The easiest way I can see doing this is by using something like the following:
{code}
UserGroupInformation remoteUser =
UserGroupInformation.getRemoteUser(clientUserName);
String shortUsername = remoteUser.getShortUsername();
{code}
Another solution could be to do the following:
{code}
//if security is set to kerberos...
HadoopKerberosName kbName = new HadoopKerberosName(clientUserName);
String shortUsername = kbName.getShortUsername()
{code}
The first solution is a bit strange but looks more attractive to me as it
allows _RMAppImpl_ to stay agnostic to the underlying security framework. Any
suggestions?
> Unable to get AMRMToken in unmanaged AM when using a secure cluster
> -------------------------------------------------------------------
>
> Key: YARN-2892
> URL: https://issues.apache.org/jira/browse/YARN-2892
> Project: Hadoop YARN
> Issue Type: Bug
> Components: resourcemanager
> Reporter: Sevada Abraamyan
> Assignee: Sevada Abraamyan
> Attachments: YARN-2892.patch, YARN-2892.patch, YARN-2892.patch
>
>
> An AMRMToken is retrieved from the ApplicationReport by the YarnClient.

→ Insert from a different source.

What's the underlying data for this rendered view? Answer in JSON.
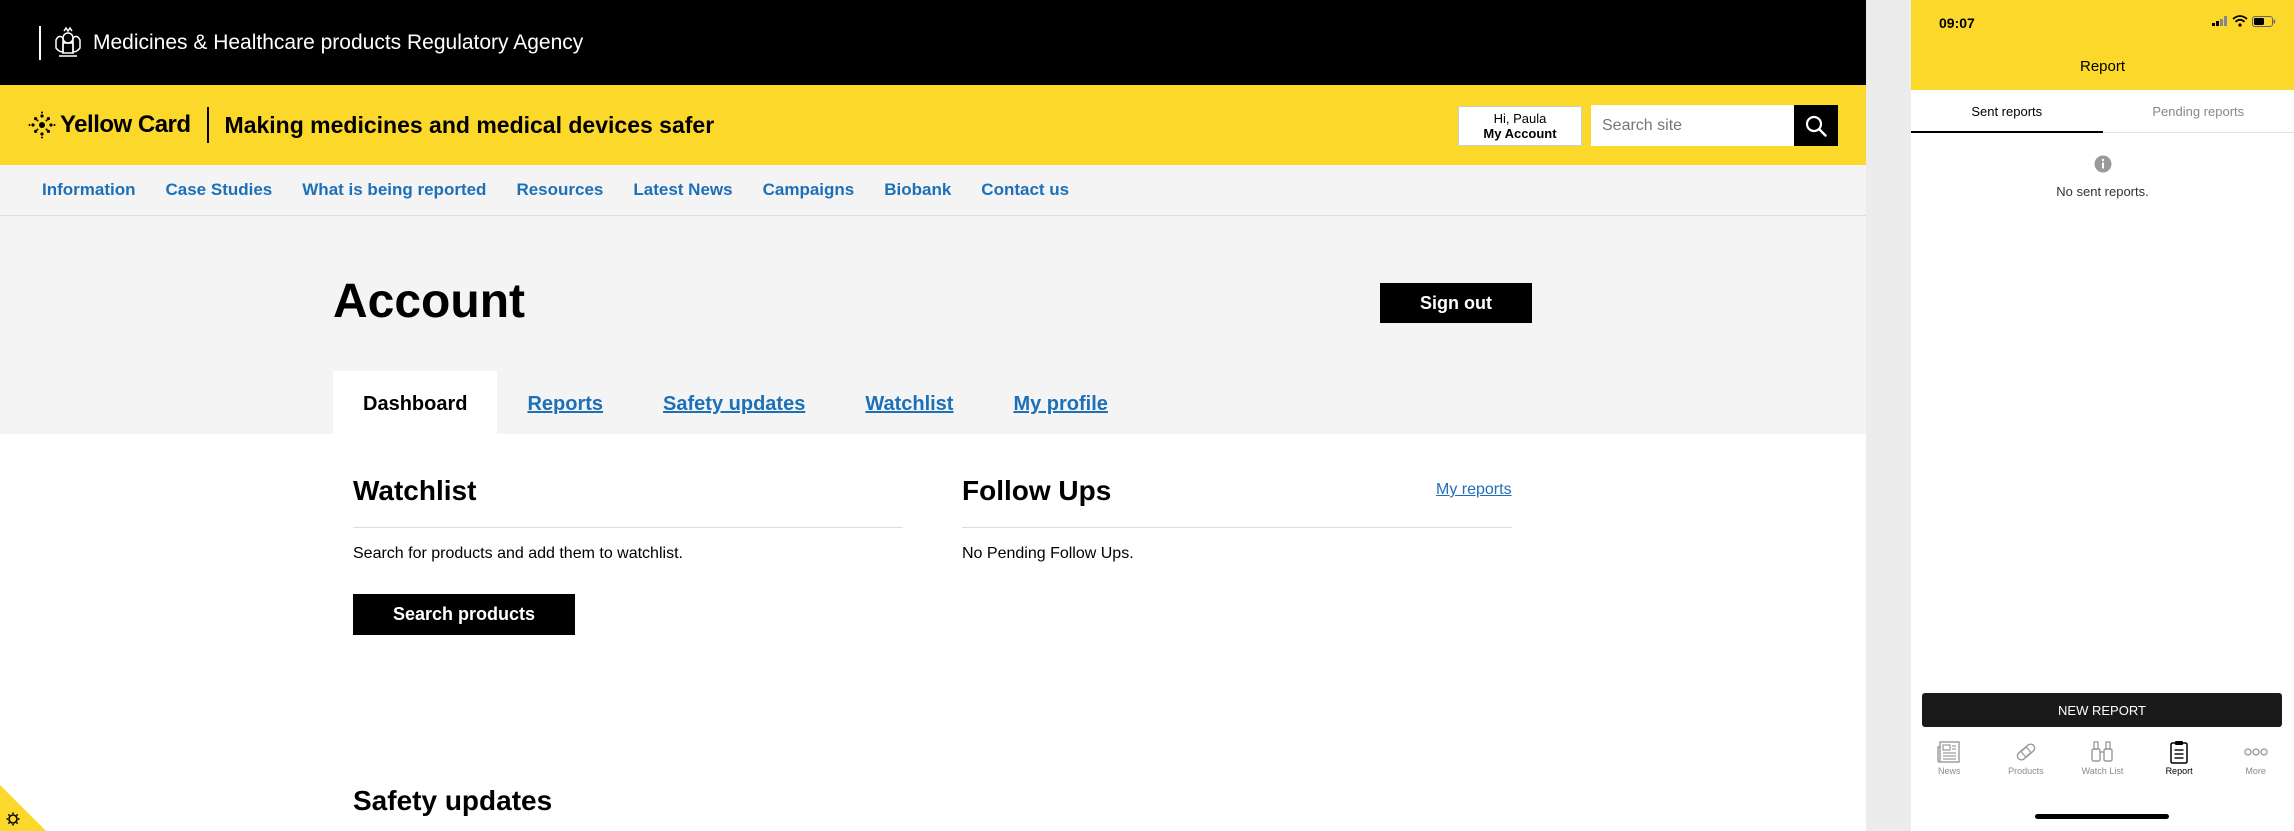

> When the RM creates the ApplicationReport and sends it back to the client it
> makes a simple security check whether it should include the AMRMToken in the
> report (See createAndGetApplicationReport in RMAppImpl).This security check
> verifies that the user who submitted the original application is the same
> user who is requesting the ApplicationReport. If they are indeed the same
> user then it includes the AMRMToken, otherwise it does not include it.
> The problem arises from the fact that when an application is submitted, the
> RM saves the short username of the user who created the application (See
> submitApplication in ClientRmService). Afterwards when the ApplicationReport
> is requested, the system tries to match the full username of the requester
> against the previously stored short username.
> In a secure cluster using Kerberos this check fails because the principle is
> stripped from the username when we request a short username. So for example
> the short username might be "Foo" whereas the full username is
> "[email protected]"
> Note: A very similar problem has been previously reported
> ([Yarn-2232|https://issues.apache.org/jira/browse/YARN-2232])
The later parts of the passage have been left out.